The competitive pressures on Sun extend elsewhere. Fujitsu Technology Solutions in July began selling a 128-processor server that runs Sun's version of Unix, Solaris, but that uses the company's own Sparc64 chips.

Starcat, though, is aimed not just at Unix servers but also at mainframes, the expensive stalwarts at the top end of IBM's server line. Sun also will announce Tuesday that it has bought a division of software maker Critical Path to acquire software that lets customers run their mainframe software on Unix servers.

Sun doesn't shy away from the fact that it believes mainframes point in the direction Unix servers will go, but the company argues that IBM hasn't been able to transfer mainframe capabilities to the rest of its server line fast enough. "They've not been able to move that expertise to their Unix world," Shoemaker said. "On the Unix side, we're years ahead."

Peter McCaffrey, part of IBM's mainframe marketing team, disagrees. "We essentially invented partitioning technology," he said. "Sun in many regards is shooting for where we were 20 years ago. Putting a little bit of mainframe (technology) in everything we do across the other product lines is a whole lot easier than to reinvent the wheel, which is where Sun's going."

The Starcat can be divided into as many as 18 partitions, each of which can be changed in size without having to reboot the system, Shoemaker said.

StarCat features
In addition, Starcat has several other features:

 Starcat is about three to five times faster than its E10000 "Starfire" predecessor, but Sun plans to continue selling the older machine, which unlike Starcat can run older versions of Solaris still used by many customers.

 The system can simultaneously use 900MHz processors with faster models yet to come. However, each partition requires all processors to run at the same speed, so faster chips will have to run in a partition of their own.

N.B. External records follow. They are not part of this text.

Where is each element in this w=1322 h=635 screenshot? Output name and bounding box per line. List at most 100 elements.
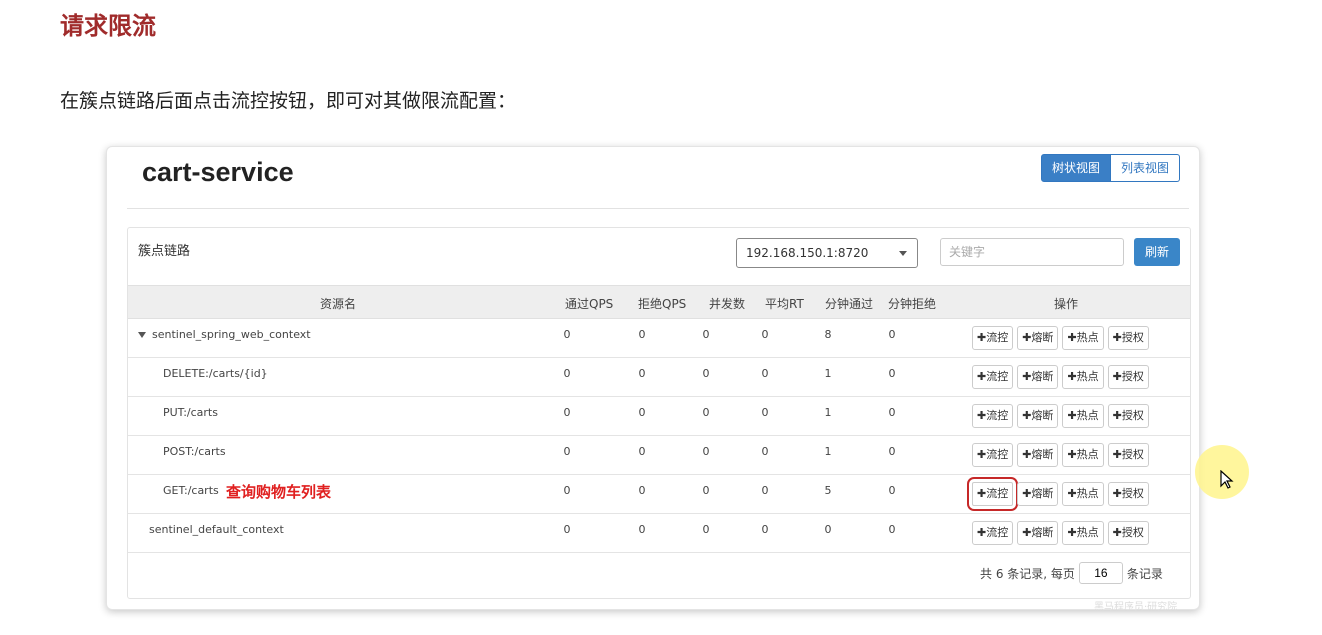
col-block-qps: 拒绝QPS [638,297,687,311]
cell-threads: 0 [702,367,710,380]
machine-select[interactable]: 192.168.150.1:8720 [736,238,918,268]
sentinel-panel: cart-service 树状视图 列表视图 簇点链路 192.168.150.… [106,146,1200,610]
flow-control-button[interactable]: ✚流控 [972,443,1014,467]
cell-minute-block: 0 [888,484,896,497]
table-row: GET:/carts 查询购物车列表 0 0 0 0 5 0 ✚流控 ✚熔断 ✚热点 ✚授权 [128,475,1190,514]
cell-avg-rt: 0 [761,523,769,536]
resource-name: PUT:/carts [163,406,218,419]
hot-param-button[interactable]: ✚热点 [1062,326,1104,350]
degrade-button[interactable]: ✚熔断 [1017,482,1059,506]
flow-control-button[interactable]: ✚流控 [972,404,1014,428]
table-body: sentinel_spring_web_context 0 0 0 0 8 0 ✚流控 ✚熔断 ✚… [128,319,1190,553]
doc-title: 请求限流 [60,12,156,40]
degrade-button[interactable]: ✚熔断 [1017,521,1059,545]
resource-name-cell: POST:/carts [163,445,226,458]
hot-param-button[interactable]: ✚热点 [1062,521,1104,545]
col-threads: 并发数 [709,297,746,311]
cell-minute-block: 0 [888,445,896,458]
hot-param-button[interactable]: ✚热点 [1062,443,1104,467]
cell-minute-pass: 8 [824,328,832,341]
resource-name-cell: sentinel_default_context [149,523,284,536]
resource-name: sentinel_default_context [149,523,284,536]
cell-avg-rt: 0 [761,445,769,458]
search-input[interactable] [940,238,1124,266]
hot-param-button[interactable]: ✚热点 [1062,404,1104,428]
flow-control-button[interactable]: ✚流控 [972,521,1014,545]
cell-pass-qps: 0 [563,445,571,458]
pager: 共 6 条记录, 每页 条记录 [980,562,1163,584]
col-minute-block: 分钟拒绝 [888,297,937,311]
list-view-button[interactable]: 列表视图 [1111,154,1181,182]
cell-block-qps: 0 [638,328,646,341]
table-header: 资源名 通过QPS 拒绝QPS 并发数 平均RT 分钟通过 分钟拒绝 操作 [128,285,1190,319]
collapse-caret-icon[interactable] [138,332,146,338]
cell-minute-block: 0 [888,406,896,419]
hot-param-button[interactable]: ✚热点 [1062,365,1104,389]
authority-button[interactable]: ✚授权 [1107,443,1149,467]
doc-paragraph: 在簇点链路后面点击流控按钮，即可对其做限流配置： [60,90,517,112]
watermark: 黑马程序员·研究院 [1094,602,1178,613]
cell-pass-qps: 0 [563,406,571,419]
machine-select-value: 192.168.150.1:8720 [746,246,869,260]
row-actions: ✚流控 ✚熔断 ✚热点 ✚授权 [972,521,1149,545]
cell-minute-pass: 1 [824,406,832,419]
cell-block-qps: 0 [638,445,646,458]
service-title: cart-service [142,157,294,187]
authority-button[interactable]: ✚授权 [1107,482,1149,506]
cell-block-qps: 0 [638,406,646,419]
resource-name: GET:/carts [163,484,219,497]
refresh-button[interactable]: 刷新 [1134,238,1180,266]
col-avg-rt: 平均RT [765,297,804,311]
cell-minute-block: 0 [888,523,896,536]
table-row: PUT:/carts 0 0 0 0 1 0 ✚流控 ✚熔断 ✚热点 ✚授权 [128,397,1190,436]
authority-button[interactable]: ✚授权 [1107,326,1149,350]
resource-name: POST:/carts [163,445,226,458]
table-row: sentinel_default_context 0 0 0 0 0 0 ✚流控 ✚熔断 ✚热点 ✚… [128,514,1190,553]
view-toggle: 树状视图 列表视图 [1041,154,1181,182]
degrade-button[interactable]: ✚熔断 [1017,443,1059,467]
chevron-down-icon [899,251,907,256]
cell-block-qps: 0 [638,523,646,536]
pager-prefix: 共 6 条记录, 每页 [980,566,1075,581]
resource-name: sentinel_spring_web_context [152,328,311,341]
degrade-button[interactable]: ✚熔断 [1017,326,1059,350]
cell-threads: 0 [702,406,710,419]
authority-button[interactable]: ✚授权 [1107,365,1149,389]
cell-threads: 0 [702,445,710,458]
cell-pass-qps: 0 [563,523,571,536]
row-actions: ✚流控 ✚熔断 ✚热点 ✚授权 [972,326,1149,350]
table-row: POST:/carts 0 0 0 0 1 0 ✚流控 ✚熔断 ✚热点 ✚授权 [128,436,1190,475]
pager-suffix: 条记录 [1126,566,1163,581]
row-actions: ✚流控 ✚熔断 ✚热点 ✚授权 [972,365,1149,389]
flow-control-button[interactable]: ✚流控 [966,477,1019,511]
cell-pass-qps: 0 [563,328,571,341]
resource-name-cell: PUT:/carts [163,406,218,419]
cell-avg-rt: 0 [761,484,769,497]
degrade-button[interactable]: ✚熔断 [1017,365,1059,389]
divider [127,208,1189,209]
cell-minute-pass: 1 [824,367,832,380]
cell-avg-rt: 0 [761,328,769,341]
cell-avg-rt: 0 [761,406,769,419]
table-row: DELETE:/carts/{id} 0 0 0 0 1 0 ✚流控 ✚熔断 ✚热点 ✚授权 [128,358,1190,397]
tree-view-button[interactable]: 树状视图 [1041,154,1112,182]
resource-table: 资源名 通过QPS 拒绝QPS 并发数 平均RT 分钟通过 分钟拒绝 操作 se… [128,285,1190,553]
col-minute-pass: 分钟通过 [825,297,874,311]
resource-name-cell: sentinel_spring_web_context [138,328,311,341]
row-actions: ✚流控 ✚熔断 ✚热点 ✚授权 [972,443,1149,467]
authority-button[interactable]: ✚授权 [1107,404,1149,428]
cell-minute-block: 0 [888,367,896,380]
flow-control-button[interactable]: ✚流控 [972,326,1014,350]
authority-button[interactable]: ✚授权 [1107,521,1149,545]
cell-block-qps: 0 [638,367,646,380]
col-resource: 资源名 [320,297,357,311]
hot-param-button[interactable]: ✚热点 [1062,482,1104,506]
row-actions: ✚流控 ✚熔断 ✚热点 ✚授权 [966,477,1149,511]
page-size-input[interactable] [1078,562,1123,584]
cell-minute-pass: 0 [824,523,832,536]
flow-control-button[interactable]: ✚流控 [972,365,1014,389]
degrade-button[interactable]: ✚熔断 [1017,404,1059,428]
cell-pass-qps: 0 [563,367,571,380]
col-actions: 操作 [1054,297,1079,311]
mouse-cursor-icon [1220,470,1234,489]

 Using upcoming Sun software in combination with a high-speed connection technology, customers will be able to join more than one Starcat into a single, larger system.

 A "crossbar" design uses more than four miles of wires to connect the CPU boards to each other and to input-output subsystems, said Steve MacKay, chief architect in Sun's computer systems group.

 A "Uniboard" design lets the four-processor circuit boards of the Starcat be used in many lesser UltraSparc III servers, including the 3800, 4800, 4810 and 6800. This flexibility drastically simplifies for Sun the headaches of manufacturing, testing and sales, Shoemaker said, while allowing customers to swap boards from one server to another if necessary.

 The system supports 576GB of memory.

 Sun is selling the system in bundles along with the new StorEdge 9960 storage system, a top-end Hitachi Data Systems storage product that sports Sun's logo.